If you or your partner or child has suffered injury through birth trauma, you may need support and guidance from a range of different professionals to work through what has happened. Potentially, this could include health professionals (midwife, doctor, nurse, physiotherapist, psychologist, etc), counsellors, as well as legal advisors. This section provides introductory information about receiving legal advice.
Table of Contents
Accessing Health Records
Making a Complaint about a Health professional
You should contact the Australian Health Practitioner Regulation Authority (AHPRA) if you are concerned that:
- a health professional’s behaviour is placing the public at risk;
- a health professional is practising their profession in an unsafe way; or
- a professional’s ability to make safe judgements about their patients might be impaired.
Each State and Territory has a commissioner or health complaints organisation dedicated to receiving healthcare complaints.

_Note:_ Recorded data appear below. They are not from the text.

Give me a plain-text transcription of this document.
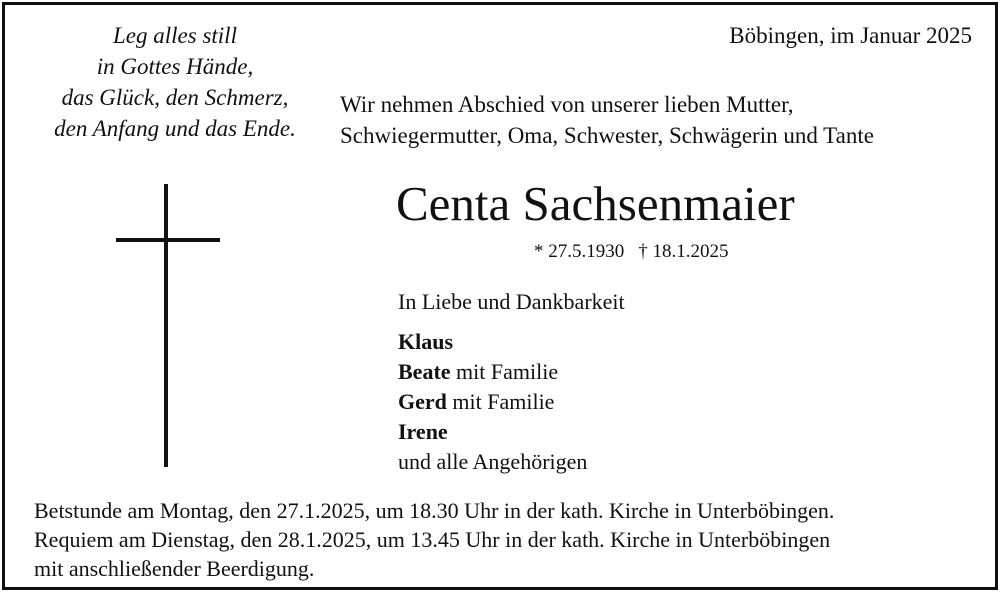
Leg alles still
in Gottes Hände,
das Glück, den Schmerz,
den Anfang und das Ende.
Böbingen, im Januar 2025
Wir nehmen Abschied von unserer lieben Mutter,
Schwiegermutter, Oma, Schwester, Schwägerin und Tante
Centa Sachsenmaier
* 27.5.1930 † 18.1.2025
In Liebe und Dankbarkeit
Klaus
Beate mit Familie
Gerd mit Familie
Irene
und alle Angehörigen
Betstunde am Montag, den 27.1.2025, um 18.30 Uhr in der kath. Kirche in Unterböbingen.
Requiem am Dienstag, den 28.1.2025, um 13.45 Uhr in der kath. Kirche in Unterböbingen
mit anschließender Beerdigung.
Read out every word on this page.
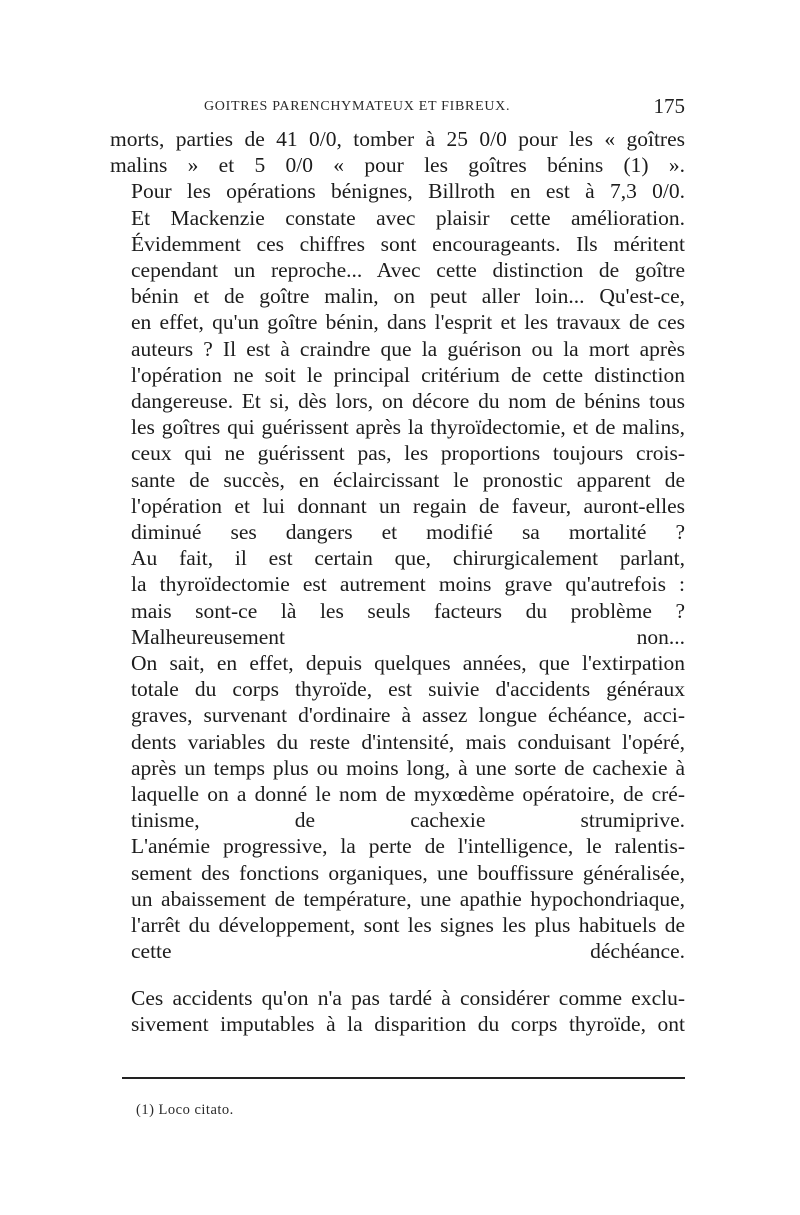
GOITRES PARENCHYMATEUX ET FIBREUX.	175

morts, parties de 41 0/0, tomber à 25 0/0 pour les « goîtres
malins » et 5 0/0 « pour les goîtres bénins (1) ».

Pour les opérations bénignes, Billroth en est à 7,3 0/0.

Et Mackenzie constate avec plaisir cette amélioration.

Évidemment ces chiffres sont encourageants. Ils méritent
cependant un reproche... Avec cette distinction de goître
bénin et de goître malin, on peut aller loin... Qu'est-ce,
en effet, qu'un goître bénin, dans l'esprit et les travaux de ces
auteurs ? Il est à craindre que la guérison ou la mort après
l'opération ne soit le principal critérium de cette distinction
dangereuse. Et si, dès lors, on décore du nom de bénins tous
les goîtres qui guérissent après la thyroïdectomie, et de malins,
ceux qui ne guérissent pas, les proportions toujours crois-
sante de succès, en éclaircissant le pronostic apparent de
l'opération et lui donnant un regain de faveur, auront-elles
diminué ses dangers et modifié sa mortalité ?

Au fait, il est certain que, chirurgicalement parlant,
la thyroïdectomie est autrement moins grave qu'autrefois :
mais sont-ce là les seuls facteurs du problème ?

Malheureusement non...

On sait, en effet, depuis quelques années, que l'extirpation
totale du corps thyroïde, est suivie d'accidents généraux
graves, survenant d'ordinaire à assez longue échéance, acci-
dents variables du reste d'intensité, mais conduisant l'opéré,
après un temps plus ou moins long, à une sorte de cachexie à
laquelle on a donné le nom de myxœdème opératoire, de cré-
tinisme, de cachexie strumiprive.

L'anémie progressive, la perte de l'intelligence, le ralentis-
sement des fonctions organiques, une bouffissure généralisée,
un abaissement de température, une apathie hypochondriaque,
l'arrêt du développement, sont les signes les plus habituels de
cette déchéance.

Ces accidents qu'on n'a pas tardé à considérer comme exclu-
sivement imputables à la disparition du corps thyroïde, ont

(1) Loco citato.
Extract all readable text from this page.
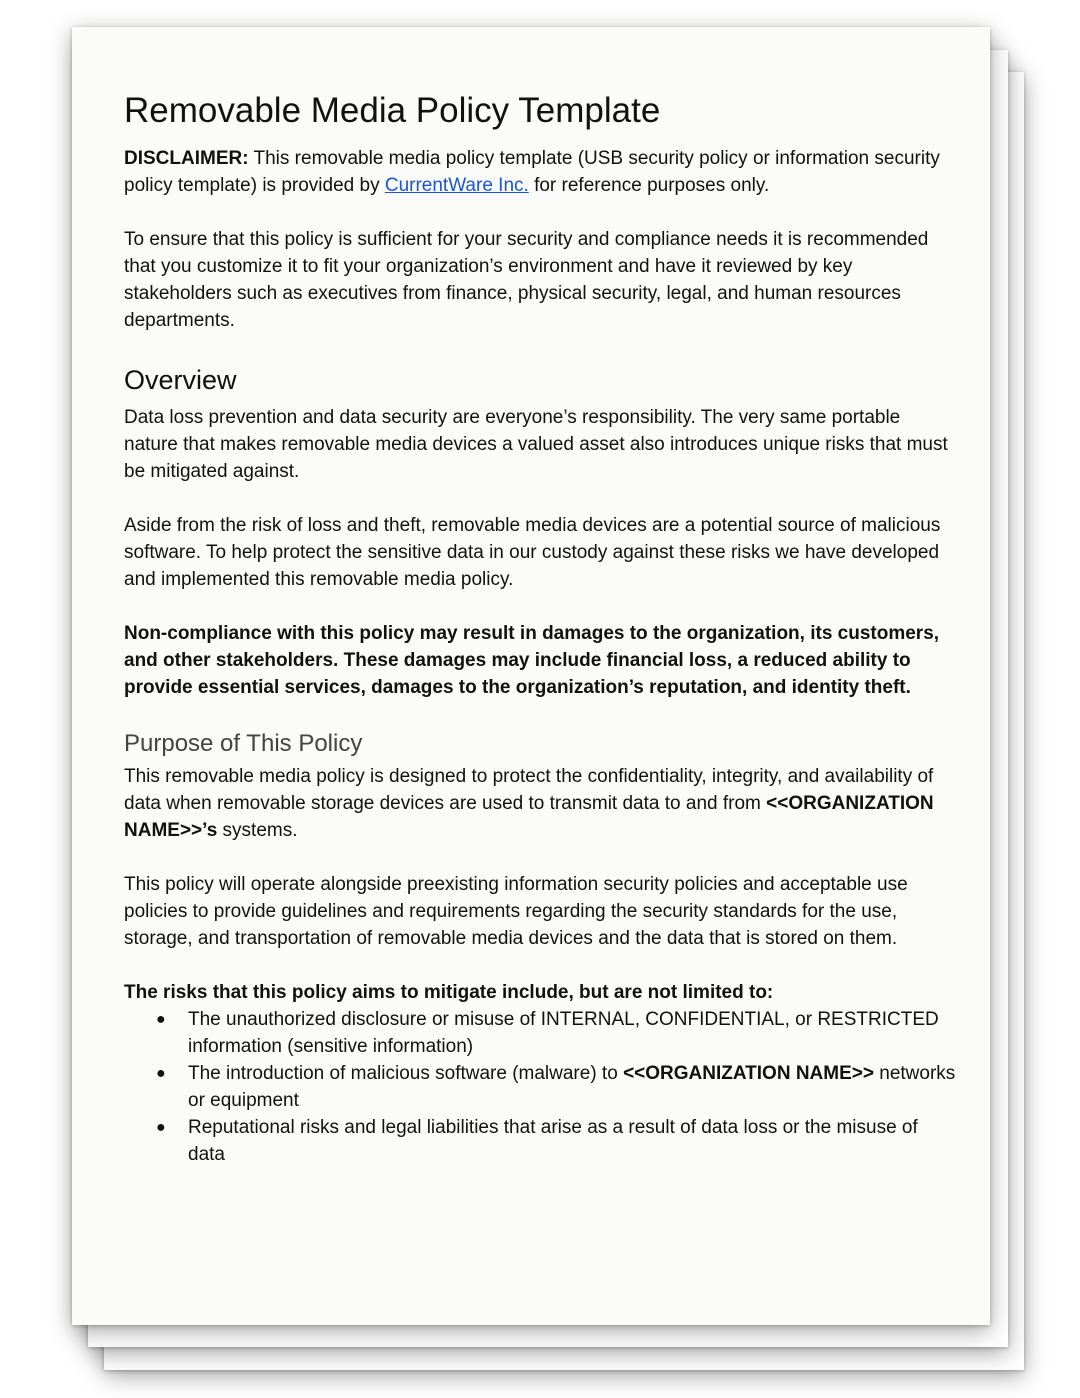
Removable Media Policy Template

DISCLAIMER: This removable media policy template (USB security policy or information security policy template) is provided by CurrentWare Inc. for reference purposes only.

To ensure that this policy is sufficient for your security and compliance needs it is recommended that you customize it to fit your organization’s environment and have it reviewed by key stakeholders such as executives from finance, physical security, legal, and human resources departments.

Overview

Data loss prevention and data security are everyone’s responsibility. The very same portable nature that makes removable media devices a valued asset also introduces unique risks that must be mitigated against.

Aside from the risk of loss and theft, removable media devices are a potential source of malicious software. To help protect the sensitive data in our custody against these risks we have developed and implemented this removable media policy.

Non-compliance with this policy may result in damages to the organization, its customers, and other stakeholders. These damages may include financial loss, a reduced ability to provide essential services, damages to the organization’s reputation, and identity theft.

Purpose of This Policy

This removable media policy is designed to protect the confidentiality, integrity, and availability of data when removable storage devices are used to transmit data to and from <<ORGANIZATION NAME>>’s systems.

This policy will operate alongside preexisting information security policies and acceptable use policies to provide guidelines and requirements regarding the security standards for the use, storage, and transportation of removable media devices and the data that is stored on them.

The risks that this policy aims to mitigate include, but are not limited to:

● The unauthorized disclosure or misuse of INTERNAL, CONFIDENTIAL, or RESTRICTED information (sensitive information)
● The introduction of malicious software (malware) to <<ORGANIZATION NAME>> networks or equipment
● Reputational risks and legal liabilities that arise as a result of data loss or the misuse of data
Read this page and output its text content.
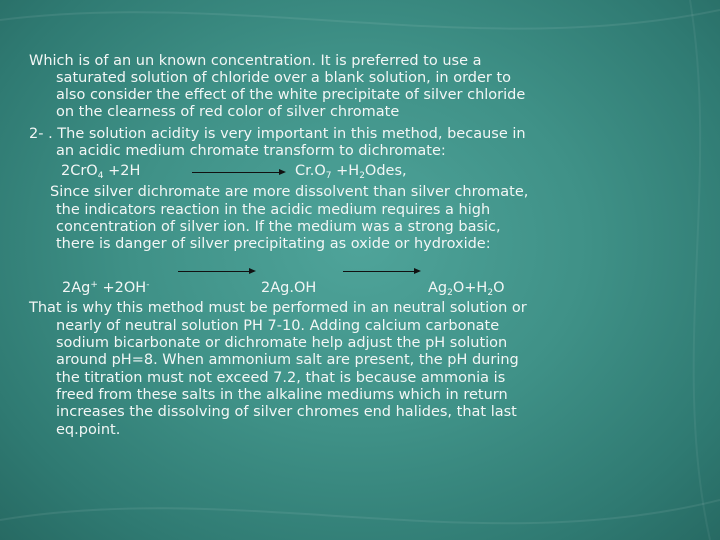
Which is of an un known concentration. It is preferred to use a
saturated solution of chloride over a blank solution, in order to
also consider the effect of the white precipitate of silver chloride
on the clearness of red color of silver chromate
2- . The solution acidity is very important in this method, because in
an acidic medium chromate transform to dichromate:
2CrO$_4$ +2H	$Cr.O_7$ $+H_2Odes$,
Since silver dichromate are more dissolvent than silver chromate,
the indicators reaction in the acidic medium requires a high
concentration of silver ion. If the medium was a strong basic,
there is danger of silver precipitating as oxide or hydroxide:
2Ag+ +2OH-	2Ag.OH	$Ag_2O+H_2O$
That is why this method must be performed in an neutral solution or
nearly of neutral solution PH 7-10. Adding calcium carbonate
sodium bicarbonate or dichromate help adjust the pH solution
around pH=8. When ammonium salt are present, the pH during
the titration must not exceed 7.2, that is because ammonia is
freed from these salts in the alkaline mediums which in return
increases the dissolving of silver chromes end halides, that last
eq.point.
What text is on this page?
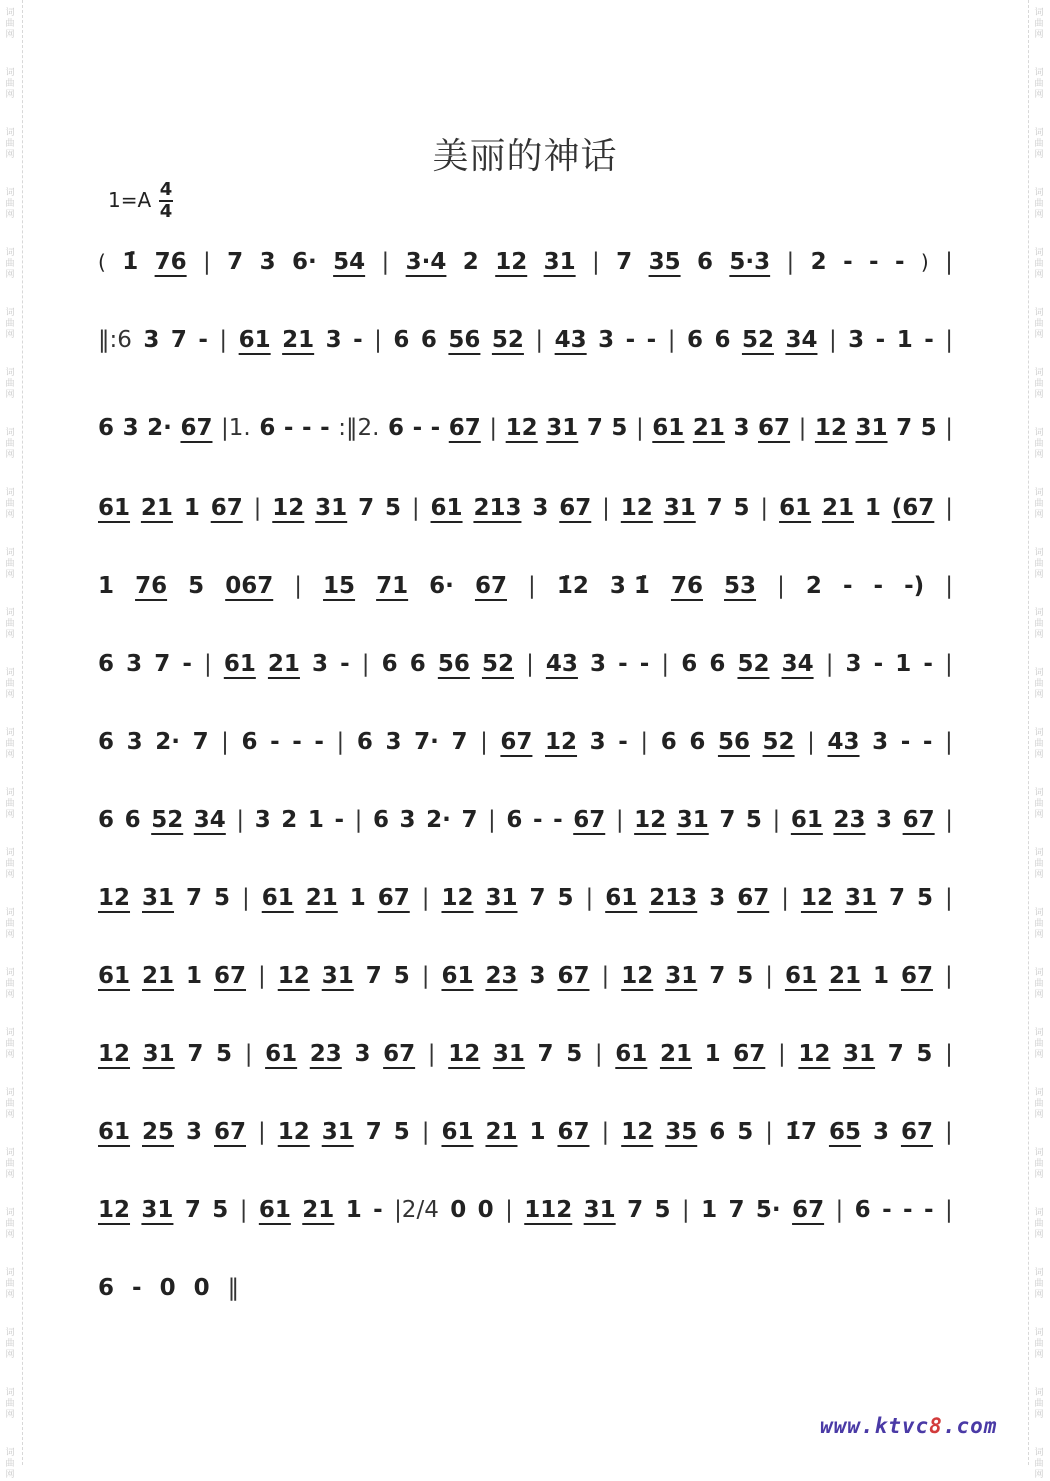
词
曲
网
词
曲
网
词
曲
网
词
曲
网
词
曲
网
词
曲
网
词
曲
网
词
曲
网
词
曲
网
词
曲
网
词
曲
网
词
曲
网
词
曲
网
词
曲
网
词
曲
网
词
曲
网
词
曲
网
词
曲
网
词
曲
网
词
曲
网
词
曲
网
词
曲
网
词
曲
网
词
曲
网
词
曲
网
词
曲
网
词
曲
网
词
曲
网
词
曲
网
词
曲
网
词
曲
网
词
曲
网
词
曲
网
词
曲
网
词
曲
网
词
曲
网
词
曲
网
词
曲
网
词
曲
网
词
曲
网
词
曲
网
词
曲
网
词
曲
网
词
曲
网
词
曲
网
词
曲
网
词
曲
网
词
曲
网
词
曲
网
词
曲
网
美丽的神话
1=A 4
4
( 1̇ 76 | 7 3 6· 54 | 3·4 2 12 31 | 7 35 6 5·3 | 2 - - - ) |
‖:6 3 7 - | 61 21 3 - | 6 6 56 52 | 43 3 - - | 6 6 52 34 | 3 - 1 - |
6 3 2· 67 |1. 6 - - - :‖2. 6 - - 67 | 12 31 7 5 | 61 21 3 67 | 12 31 7 5 |
61 21 1 67 | 12 31 7 5 | 61 213 3 67 | 12 31 7 5 | 61 21 1 (67 |
1 76 5 067 | 15 71 6· 67 | 1̇2 3 1̇ 76 53 | 2 - - -) |
6 3 7 - | 61 21 3 - | 6 6 56 52 | 43 3 - - | 6 6 52 34 | 3 - 1 - |
6 3 2· 7 | 6 - - - | 6 3 7· 7 | 67 12 3 - | 6 6 56 52 | 43 3 - - |
6 6 52 34 | 3 2 1 - | 6 3 2· 7 | 6 - - 67 | 12 31 7 5 | 61 23 3 67 |
12 31 7 5 | 61 21 1 67 | 12 31 7 5 | 61 213 3 67 | 12 31 7 5 |
61 21 1 67 | 12 31 7 5 | 61 23 3 67 | 12 31 7 5 | 61 21 1 67 |
12 31 7 5 | 61 23 3 67 | 12 31 7 5 | 61 21 1 67 | 12 31 7 5 |
61 25 3 67 | 12 31 7 5 | 61 21 1 67 | 12 35 6 5 | 1̇7 65 3 67 |
12 31 7 5 | 61 21 1 - |2/4 0 0 | 112 31 7 5 | 1 7 5· 67 | 6 - - - |
6 - 0 0 ‖
www.ktvc8.com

AHPRA publishes a list of these bodies on its website.
If you are unsure whether you should make a complaint and/or to whom you should make it, you can contact AHPRA on 1300 419 495 to talk it through. Their contact details are published on their website.
In New Zealand, contact the Health and Disability Commissioner on (0800) 112 233, or their website. You can also contact the Nationwide Health and Disability Advocacy Service for advice. They will be able to talk you through how to raise your concerns, including the possibility of making a complaint to the relevant professional council.
New Zealand has a no-fault compensation scheme. See the Accident Compensation Corporation on their website for more information.
A solicitor should be able to investigate a potential medical negligence claim. In Australia, you can check the Law Society websites for your relevant State or Territory to identify a law firm practicing in the area:
- Law Society of the ACT
- Law Society of NSW
- Law Society Northern Territory
- Law Society of South Australia
- Law Society of Tasmania
- Law Institute of Victoria
- Law Society of WA
The Australasian Birth Trauma Association does not endorse or recommend specific law firms.
How much will it cost me to get legal advice?
This is an issue you should discuss with a potential solicitor before retaining them to act on your behalf. It is important that you find a lawyer who is open and upfront with you about the basis on which they plan to charge you, including such issues as:
- whether they are acting on a “no win, no fee” basis;
- who will pay for disbursements along the way;
- who carries the risks;
- what rates they charge at; and
- any special conditions that apply.